The kind of DPA powers that Cuomo and the media have largely been talking about are the ones vested in Article III of the act. That portion of the law is meant to “create, maintain, protect, expand, or restore domestic industrial base capabilities essential for the national defense.” To go about that, the government is authorized to provide loans and loan guarantees to stimulate domestic production of needed goods, to make agreements to purchase products on a long term basis in order to encourage the production of needed goods and “to procure and install equipment in private industrial facilities,” in the words of a Congressional Research Service analysis of the DPA.

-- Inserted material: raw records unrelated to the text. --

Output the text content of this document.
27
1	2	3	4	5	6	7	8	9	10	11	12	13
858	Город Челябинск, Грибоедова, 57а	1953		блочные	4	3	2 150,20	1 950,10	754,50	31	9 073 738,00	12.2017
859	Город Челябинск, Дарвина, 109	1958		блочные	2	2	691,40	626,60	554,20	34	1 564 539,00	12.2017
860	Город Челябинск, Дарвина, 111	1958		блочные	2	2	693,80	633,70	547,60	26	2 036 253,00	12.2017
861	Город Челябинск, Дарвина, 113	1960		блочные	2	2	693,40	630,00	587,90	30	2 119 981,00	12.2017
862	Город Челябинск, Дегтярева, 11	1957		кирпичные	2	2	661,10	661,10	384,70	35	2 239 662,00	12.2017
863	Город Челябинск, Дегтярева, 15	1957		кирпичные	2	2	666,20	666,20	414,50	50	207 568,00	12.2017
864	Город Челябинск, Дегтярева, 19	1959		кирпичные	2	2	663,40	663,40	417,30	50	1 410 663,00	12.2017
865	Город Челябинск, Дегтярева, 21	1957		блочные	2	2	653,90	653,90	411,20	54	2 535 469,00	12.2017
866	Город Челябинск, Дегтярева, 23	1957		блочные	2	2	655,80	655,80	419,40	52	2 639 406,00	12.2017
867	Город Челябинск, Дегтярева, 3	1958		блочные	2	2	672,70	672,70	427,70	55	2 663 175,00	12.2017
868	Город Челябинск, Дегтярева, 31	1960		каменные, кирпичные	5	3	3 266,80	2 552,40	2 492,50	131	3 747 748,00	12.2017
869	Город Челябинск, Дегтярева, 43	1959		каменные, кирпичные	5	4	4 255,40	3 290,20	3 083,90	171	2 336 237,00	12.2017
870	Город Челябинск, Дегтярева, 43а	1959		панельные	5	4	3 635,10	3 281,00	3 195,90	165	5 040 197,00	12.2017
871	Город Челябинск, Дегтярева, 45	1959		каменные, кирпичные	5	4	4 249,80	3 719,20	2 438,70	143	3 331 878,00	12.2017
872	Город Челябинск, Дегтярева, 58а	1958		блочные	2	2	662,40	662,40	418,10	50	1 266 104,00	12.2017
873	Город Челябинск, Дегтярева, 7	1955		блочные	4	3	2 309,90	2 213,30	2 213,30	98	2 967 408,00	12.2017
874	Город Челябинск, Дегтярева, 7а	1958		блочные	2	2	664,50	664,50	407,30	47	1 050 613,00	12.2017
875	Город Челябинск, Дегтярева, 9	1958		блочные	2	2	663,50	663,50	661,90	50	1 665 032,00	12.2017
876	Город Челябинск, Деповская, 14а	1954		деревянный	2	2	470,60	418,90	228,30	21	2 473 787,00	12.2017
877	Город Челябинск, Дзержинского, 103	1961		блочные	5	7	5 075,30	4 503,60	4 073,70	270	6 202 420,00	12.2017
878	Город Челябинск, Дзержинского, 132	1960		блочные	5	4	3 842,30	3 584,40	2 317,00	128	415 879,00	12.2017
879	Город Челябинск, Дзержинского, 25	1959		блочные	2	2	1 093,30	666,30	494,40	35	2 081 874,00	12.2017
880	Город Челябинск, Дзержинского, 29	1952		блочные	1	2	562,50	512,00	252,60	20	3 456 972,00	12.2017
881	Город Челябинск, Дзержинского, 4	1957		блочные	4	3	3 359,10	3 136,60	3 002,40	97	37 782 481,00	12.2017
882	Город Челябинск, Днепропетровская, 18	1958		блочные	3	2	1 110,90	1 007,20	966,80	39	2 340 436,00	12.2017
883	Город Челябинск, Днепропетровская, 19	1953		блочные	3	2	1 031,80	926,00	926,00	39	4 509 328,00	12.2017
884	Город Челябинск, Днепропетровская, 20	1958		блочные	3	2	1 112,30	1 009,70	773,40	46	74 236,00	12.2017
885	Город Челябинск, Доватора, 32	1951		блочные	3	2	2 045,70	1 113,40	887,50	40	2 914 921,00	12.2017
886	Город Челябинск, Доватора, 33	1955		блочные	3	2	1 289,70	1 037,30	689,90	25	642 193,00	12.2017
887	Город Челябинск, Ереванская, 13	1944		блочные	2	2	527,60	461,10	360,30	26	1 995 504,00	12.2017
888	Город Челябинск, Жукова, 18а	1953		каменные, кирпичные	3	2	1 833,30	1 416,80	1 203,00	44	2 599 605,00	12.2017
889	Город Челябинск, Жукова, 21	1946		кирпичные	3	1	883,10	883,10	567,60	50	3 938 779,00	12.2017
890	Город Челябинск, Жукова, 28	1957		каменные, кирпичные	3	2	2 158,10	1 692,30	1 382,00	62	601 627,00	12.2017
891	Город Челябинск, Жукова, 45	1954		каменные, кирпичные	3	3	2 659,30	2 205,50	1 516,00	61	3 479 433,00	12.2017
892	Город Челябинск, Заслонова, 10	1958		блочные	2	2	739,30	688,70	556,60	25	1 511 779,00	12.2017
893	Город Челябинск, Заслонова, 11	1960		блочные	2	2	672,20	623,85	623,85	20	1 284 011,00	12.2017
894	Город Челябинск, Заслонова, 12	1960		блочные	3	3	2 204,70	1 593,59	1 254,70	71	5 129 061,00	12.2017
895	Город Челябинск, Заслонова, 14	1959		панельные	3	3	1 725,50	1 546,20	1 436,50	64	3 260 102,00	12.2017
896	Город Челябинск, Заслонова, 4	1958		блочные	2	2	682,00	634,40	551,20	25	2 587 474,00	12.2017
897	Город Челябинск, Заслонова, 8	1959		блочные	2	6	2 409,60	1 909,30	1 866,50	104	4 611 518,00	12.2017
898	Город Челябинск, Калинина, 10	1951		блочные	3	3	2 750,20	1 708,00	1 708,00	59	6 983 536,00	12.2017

In other words, it can be a useful tool to mitigate disasters, but it's not the full-on nationalization of private industries or the supply chain. And FiveThirtyEight journalist Clare Malone reports the DPA move doesn't nationalize GM or give it extra loans or financial backing—it just lets the government jump the line to secure ventilators in production above other bidders. 

What's clear is that GM is, in fact, making ventilators to help treat coronavirus patients, and it seemed to be doing so before the president invoked DPA. It's another sign of Trump's fraying relationship with GM, but I'm not sure the sequence of events will matter much to the projected 100,000-plus coronavirus patients in New York alone or the medical professionals working around the clock to treat them.

Meanwhile, Trump also signed the $2.2 trillion stimulus package into law today, an unprecedented large effort to bolster businesses and private citizens alike as the economy grinds to a halt with extreme social distancing measures underway.